Importa, neste ponto, dizer aquilo que toda a gente sabe e ninguém quer dizer. As regiões pequenas perdem os seus privilégios institucionais não, ou raramente, quando o centro lhes resolve subtraí-los pela força. Perdem-nos quando os seus próprios representantes deixam de saber para que serviam. O Antigo Regime austríaco, com todas as suas imperfeições manteve durante séculos uma pluralidade jurídica e fiscal que a modernidade democrática varreu em duas décadas, não porque o povo a desejasse, mas porque a classe administrativa achou mais cómodo gerir uniformidades do que defender excepções. A excepção exige argumento; a uniformidade dispensa. A excepção exige coragem; a uniformidade dispensa. A excepção, sobretudo, exige acreditar em alguma coisa para além da própria sobrevivência política, e é precisamente esta a virtude que as democracias de massa, com a sua inexorável tendência para a mediocracia, sistematicamente desincentivam.
Eis-nos, por isso, aqui: numa Região cuja Zona Franca é uma das poucas razões objectivas pelas quais ela existe enquanto polo de actividade económica internacional, e cujos governantes parecem ter chegado, sem o anunciarem (porque não anunciar é hoje a arte política consumada), à conclusão de que defender esse regime é mais trabalhoso do que assistir, em silêncio reverente, à sua erosão. A consequência prática conhecemo-la: investidores que adiam decisões, profissionais que ponderam outras geografias, escritórios que começam a calcular cenários de transição que há dois anos lhes pareceriam impensáveis. Tudo isto enquanto a Secretaria Regional das Finanças, presumivelmente em funcionamento, presumivelmente informada, presumivelmente paga, parece optar pela mais portuguesa das soluções: deixar andar.

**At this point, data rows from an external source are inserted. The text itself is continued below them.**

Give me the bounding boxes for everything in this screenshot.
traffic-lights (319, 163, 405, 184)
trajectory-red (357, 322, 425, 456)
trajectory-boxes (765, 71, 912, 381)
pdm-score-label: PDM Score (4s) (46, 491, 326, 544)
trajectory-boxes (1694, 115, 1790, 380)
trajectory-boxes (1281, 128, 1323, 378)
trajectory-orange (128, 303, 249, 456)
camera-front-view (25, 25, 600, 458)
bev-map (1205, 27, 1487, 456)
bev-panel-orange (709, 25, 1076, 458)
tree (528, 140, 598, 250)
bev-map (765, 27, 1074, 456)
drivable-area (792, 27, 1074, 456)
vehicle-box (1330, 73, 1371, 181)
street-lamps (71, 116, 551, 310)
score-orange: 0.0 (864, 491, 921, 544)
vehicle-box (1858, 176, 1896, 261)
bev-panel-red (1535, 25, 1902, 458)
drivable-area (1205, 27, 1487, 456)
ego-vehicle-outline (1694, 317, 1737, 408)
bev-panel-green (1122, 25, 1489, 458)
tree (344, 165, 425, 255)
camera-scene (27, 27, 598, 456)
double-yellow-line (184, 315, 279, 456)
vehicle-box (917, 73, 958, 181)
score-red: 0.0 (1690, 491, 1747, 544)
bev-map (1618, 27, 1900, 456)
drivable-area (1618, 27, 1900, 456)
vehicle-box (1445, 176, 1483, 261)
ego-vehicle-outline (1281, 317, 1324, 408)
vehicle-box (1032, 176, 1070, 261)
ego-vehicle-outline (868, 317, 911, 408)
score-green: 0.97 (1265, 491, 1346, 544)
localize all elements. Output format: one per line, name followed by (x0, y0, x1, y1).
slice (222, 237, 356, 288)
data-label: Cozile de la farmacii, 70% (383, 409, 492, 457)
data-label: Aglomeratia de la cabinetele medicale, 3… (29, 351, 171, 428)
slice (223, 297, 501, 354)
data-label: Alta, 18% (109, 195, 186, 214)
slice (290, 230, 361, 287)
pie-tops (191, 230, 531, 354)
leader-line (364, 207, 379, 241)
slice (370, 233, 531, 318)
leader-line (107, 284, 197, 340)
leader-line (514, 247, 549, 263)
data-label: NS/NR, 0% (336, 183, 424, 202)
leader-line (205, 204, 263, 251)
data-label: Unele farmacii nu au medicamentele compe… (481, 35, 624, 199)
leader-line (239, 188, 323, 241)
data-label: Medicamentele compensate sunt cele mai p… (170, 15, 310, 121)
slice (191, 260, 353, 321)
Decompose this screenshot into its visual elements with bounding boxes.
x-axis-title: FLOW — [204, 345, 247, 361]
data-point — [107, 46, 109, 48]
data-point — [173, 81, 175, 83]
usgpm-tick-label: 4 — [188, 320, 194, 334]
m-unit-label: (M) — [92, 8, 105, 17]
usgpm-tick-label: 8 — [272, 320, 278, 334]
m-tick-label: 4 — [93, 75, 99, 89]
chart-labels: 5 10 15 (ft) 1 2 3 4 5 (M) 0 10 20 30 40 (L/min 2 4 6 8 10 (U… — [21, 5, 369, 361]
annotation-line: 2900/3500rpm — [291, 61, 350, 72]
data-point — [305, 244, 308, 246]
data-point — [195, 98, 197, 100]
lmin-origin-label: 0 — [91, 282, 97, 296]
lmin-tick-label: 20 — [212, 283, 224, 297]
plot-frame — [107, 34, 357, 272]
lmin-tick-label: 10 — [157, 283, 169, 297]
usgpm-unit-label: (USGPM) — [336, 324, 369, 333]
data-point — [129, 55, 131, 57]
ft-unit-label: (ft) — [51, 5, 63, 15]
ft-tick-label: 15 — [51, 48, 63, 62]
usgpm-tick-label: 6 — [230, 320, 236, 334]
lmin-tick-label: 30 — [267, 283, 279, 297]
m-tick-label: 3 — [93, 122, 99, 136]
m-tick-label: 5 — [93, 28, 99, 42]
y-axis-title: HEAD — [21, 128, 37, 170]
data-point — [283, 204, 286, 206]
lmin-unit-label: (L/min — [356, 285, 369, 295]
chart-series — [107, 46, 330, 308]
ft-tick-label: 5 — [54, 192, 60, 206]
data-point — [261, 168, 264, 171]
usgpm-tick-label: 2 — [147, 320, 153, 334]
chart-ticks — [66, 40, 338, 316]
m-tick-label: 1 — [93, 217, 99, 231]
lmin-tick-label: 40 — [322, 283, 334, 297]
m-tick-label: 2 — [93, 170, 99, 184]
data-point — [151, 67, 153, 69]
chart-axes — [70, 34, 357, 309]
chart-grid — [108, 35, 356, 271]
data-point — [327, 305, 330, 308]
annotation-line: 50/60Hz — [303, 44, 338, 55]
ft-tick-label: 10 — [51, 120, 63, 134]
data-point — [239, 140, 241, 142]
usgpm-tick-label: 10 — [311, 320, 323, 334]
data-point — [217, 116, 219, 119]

Encerro com um juízo, porque o género o exige. Não acuso ninguém de má-fé; a má-fé, pelo menos, requer um tipo de iniciativa que aqui não vislumbro. Acuso, sim, uma forma particular de irresponsabilidade institucional, talvez mais perniciosa do que a corrupção declarada, e que consiste em ocupar um cargo cujo fundamento histórico não se compreende, cuja vocação não se interioriza, e cujas exigências se confunde, em moeda corrente do dia, com a mera continuidade da remuneração. A Madeira merecia melhor. Mereceu melhor durante os trinta anos em que homens e mulheres da Região se bateram, em Lisboa e em Bruxelas, por aquilo que entenderam ser o seu interesse. Continua a merecer melhor; mas, por enquanto, a Zona Franca da Madeira recebe silêncio.
E o silêncio, como Tocqueville sabia, e como nós voltaremos a aprender pela via difícil, é o último dialecto do despotismo administrativo.